アトレティコ・マドリードで、2シーズン目をプレーしているジョアン・フェリックスアトレティコ・マドリードで、2シーズン目をプレーしているジョアン・フェリックス「20歳で絶対的なスターはほとんどいない」(シメオネ監督)

 ただし例外もある。モナコからパリ・サンジェルマン(以上フランス)へ、ジョアン・フェリックスを上回る金額で移籍したキリアン・エムバペ(フランス)はそのひとりだろう。シメオネが現役時代にプレーしたディエゴ・マラドーナ(アルゼンチン)もしかり。20歳で絶対的な存在が希少なのは確かだが、ジョアン・フェリックスへの風当たりが強いのは、例外的な選手だと思われているからに違いない。

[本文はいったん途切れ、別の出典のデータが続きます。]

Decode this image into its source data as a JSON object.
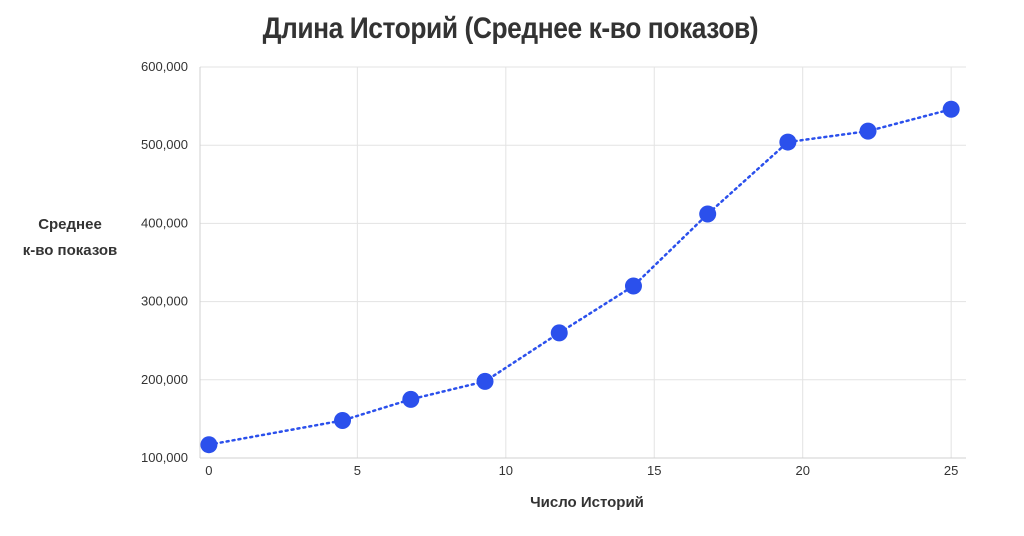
{
  "chart_data": {
    "type": "line",
    "title": "Длина Историй (Среднее к-во показов)",
    "xlabel": "Число Историй",
    "ylabel": [
      "Среднее",
      "к-во показов"
    ],
    "x_ticks": [
      "0",
      "5",
      "10",
      "15",
      "20",
      "25"
    ],
    "y_ticks": [
      "100,000",
      "200,000",
      "300,000",
      "400,000",
      "500,000",
      "600,000"
    ],
    "xlim": [
      -0.3,
      25.5
    ],
    "ylim": [
      100000,
      600000
    ],
    "grid": true,
    "line_style": "dotted",
    "series": [
      {
        "color": "#2b50ec",
        "x": [
          0,
          4.5,
          6.8,
          9.3,
          11.8,
          14.3,
          16.8,
          19.5,
          22.2,
          25
        ],
        "y": [
          117000,
          148000,
          175000,
          198000,
          260000,
          320000,
          412000,
          504000,
          518000,
          546000
        ]
      }
    ]
  }
}
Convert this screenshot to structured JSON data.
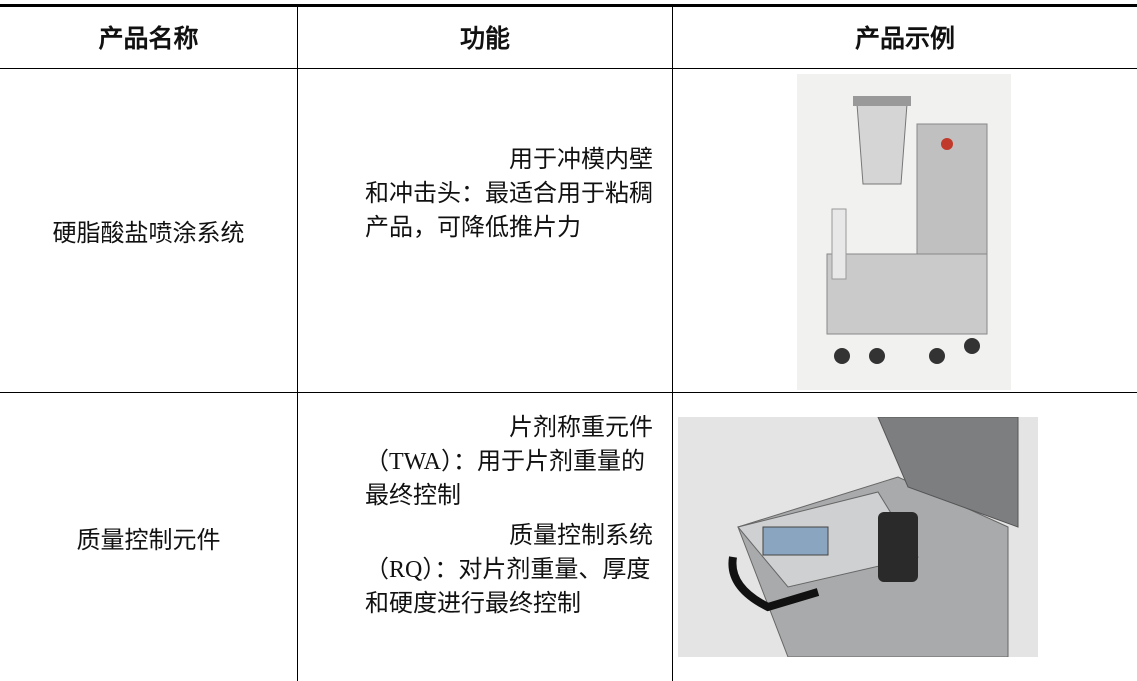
{
  "table": {
    "headers": [
      "产品名称",
      "功能",
      "产品示例"
    ],
    "rows": [
      {
        "name": "硬脂酸盐喷涂系统",
        "function": [
          "用于冲模内壁和冲击头：最适合用于粘稠产品，可降低推片力"
        ]
      },
      {
        "name": "质量控制元件",
        "function": [
          "片剂称重元件（TWA）：用于片剂重量的最终控制",
          "质量控制系统（RQ）：对片剂重量、厚度和硬度进行最终控制"
        ]
      }
    ]
  }
}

 アトレティコでは2年目を迎えた。だが、まだジョアン・フェリックスは絶対的なスターとまでは言えない。絶対的なのはバルセロナ(スペイン)から来たルイス・スアレス(ウルグアイ)であり、不可欠なのはコケやマルコス・ジョレンテ(以上スペイン)だ。

「疑いようのない才能」はある。

 ボールタッチの才が非凡だ。ボールのどこをどう触ればいいか、瞬時に判断できて実行できる。例えば、ボールに鋭い回転がかかっている時でも、ワンタッチで手なずける。この手の才能を言葉にするのは難しいが、見ればすぐにわかるものだ。

 マラドーナのボールタッチがほかの選手と明らかに違っているのは、誰が見てもわかるはずだ。同じようにジョアン・フェリックスにも特別なボールとの親和性がある。それはボールを止める時だけでなく、柔軟なドリブルやのびやかなボレーシュートにも発揮されている。